Whenever any one asked me about cameras, I always thought that whatever you have is best. One of my favorite photogs is Brassai. He ran around Paris, with I think the equivalent of 100 or 200 ISO film, and came out with some of the best b/w pics. I have an old IXUS i picked up on vacation (read: Elph series here in the US) and it's probably technically better than anything Brassai had. But I can't take anything like he took.

Comment Re:Tsk. And they wonder where employee loyalty wen (Score 2) 331

If corporations want to be people, then corporations are sociopaths.

Corporations take from the environment - did IBM pay for the roads that lead to their businesses? How much of their gear is connected to the Internet, which is a US government/government sponsored university invention. But we're always told "corporations need to take take take only never give".

That is one kind of capitalism, not the only kind. The Japanese practice stakeholder capitalism, which means you think about everyone involved. You might say "hey look at their economy", but they shot themselves in the foot with bad fiscal policy and they have horrible demographics. Stakeholder capitalism is not doing them in.

Comment Re:Radical Left allowed to run a country... (Score 2) 328

Though unlikely to change your opinion, Krugman has an interesting piece on how they're not so radical after all, but pretty much following textbook macro. Don't like Krugman? Well, he predicted the economic quagmire that we're in now. Bill Gross was so off he got kicked out of his own firm.

If you're reactionary, everything pretty much looks like radicalism,

Comment Effort in policing is a a feature, not a bug (Score 4, Insightful) 392

The Constitution put in barriers to policing. It's a filter, making it cost a bit if you want to go after someone. This doesn't totally eliminate the threat of tyranny, but it slows it down quite a bit.
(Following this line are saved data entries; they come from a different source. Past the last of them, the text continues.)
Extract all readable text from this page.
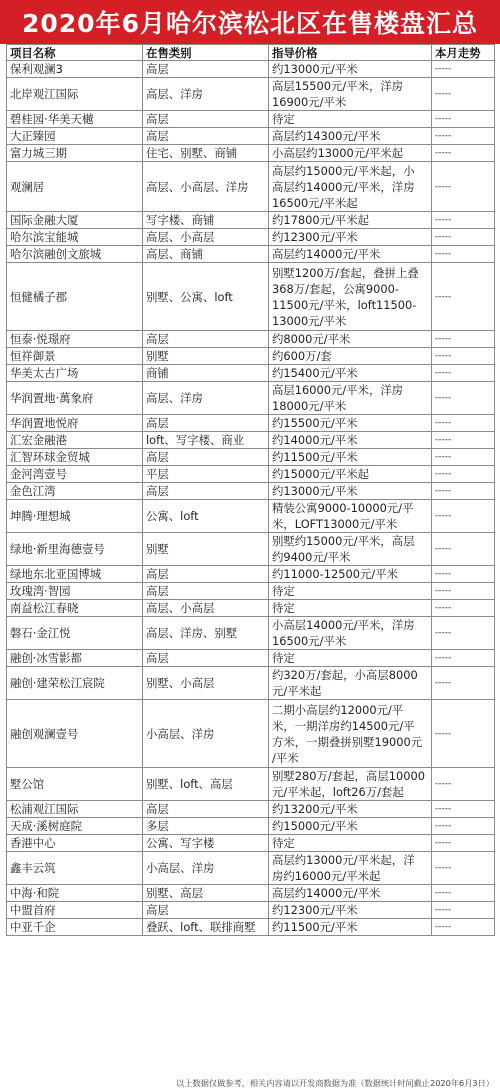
2020年6月哈尔滨松北区在售楼盘汇总
项目名称	在售类别	指导价格	本月走势
保利观澜3	高层	约13000元/平米	-----
北岸观江国际	高层、洋房	高层15500元/平米，洋房
16900元/平米	-----
碧桂园·华美天樾	高层	待定	-----
大正臻园	高层	高层约14300元/平米	-----
富力城三期	住宅、别墅、商铺	小高层约13000元/平米起	-----
观澜居	高层、小高层、洋房	高层约15000元/平米起，小
高层约14000元/平米，洋房
16500元/平米起	-----
国际金融大厦	写字楼、商铺	约17800元/平米起	-----
哈尔滨宝能城	高层、小高层	约12300元/平米	-----
哈尔滨融创文旅城	高层、商铺	高层约14000元/平米	-----
恒健橘子郡	别墅、公寓、loft	别墅1200万/套起，叠拼上叠
368万/套起，公寓9000-
11500元/平米，loft11500-
13000元/平米	-----
恒泰·悦璟府	高层	约8000元/平米	-----
恒祥御景	别墅	约600万/套	-----
华美太古广场	商铺	约15400元/平米	-----
华润置地·萬象府	高层、洋房	高层16000元/平米，洋房
18000元/平米	-----
华润置地悦府	高层	约15500元/平米	-----
汇宏金融港	loft、写字楼、商业	约14000元/平米	-----
汇智环球金贸城	高层	约11500元/平米	-----
金河湾壹号	平层	约15000元/平米起	-----
金色江湾	高层	约13000元/平米	-----
坤腾·理想城	公寓、loft	精装公寓9000-10000元/平
米，LOFT13000元/平米	-----
绿地·新里海德壹号	别墅	别墅约15000元/平米，高层
约9400元/平米	-----
绿地东北亚国博城	高层	约11000-12500元/平米	-----
玫瑰湾·智园	高层	待定	-----
南益松江春晓	高层、小高层	待定	-----
磐石·金江悦	高层、洋房、别墅	小高层14000元/平米，洋房
16500元/平米	-----
融创·冰雪影都	高层	待定	-----
融创·建荣松江宸院	别墅、小高层	约320万/套起，小高层8000
元/平米起	-----
融创观澜壹号	小高层、洋房	二期小高层约12000元/平
米，一期洋房约14500元/平
方米，一期叠拼别墅19000元
/平米	-----
墅公馆	别墅、loft、高层	别墅280万/套起，高层10000
元/平米起，loft26万/套起	-----
松浦观江国际	高层	约13200元/平米	-----
天成·溪树庭院	多层	约15000元/平米	-----
香港中心	公寓、写字楼	待定	-----
鑫丰云筑	小高层、洋房	高层约13000元/平米起，洋
房约16000元/平米起	-----
中海·和院	别墅、高层	高层约14000元/平米	-----
中盟首府	高层	约12300元/平米	-----
中亚千企	叠跃、loft、联排商墅	约11500元/平米	-----
以上数据仅做参考，相关内容请以开发商数据为准（数据统计时间截止2020年6月3日）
So, this clown is saying "hey, if you don't let us do this low effort illegal spying, we're gonna do high effort illegal spying". Even if he's right, this is still good news to me. You need to put shoes on the ground to go after folks. I can't do a blanket surveillance on everyone, no more LOVEINT illegal spying just because you can. I think this is better than even stronger laws. I can ignore the laws of man, but harder to ignore the laws of economics.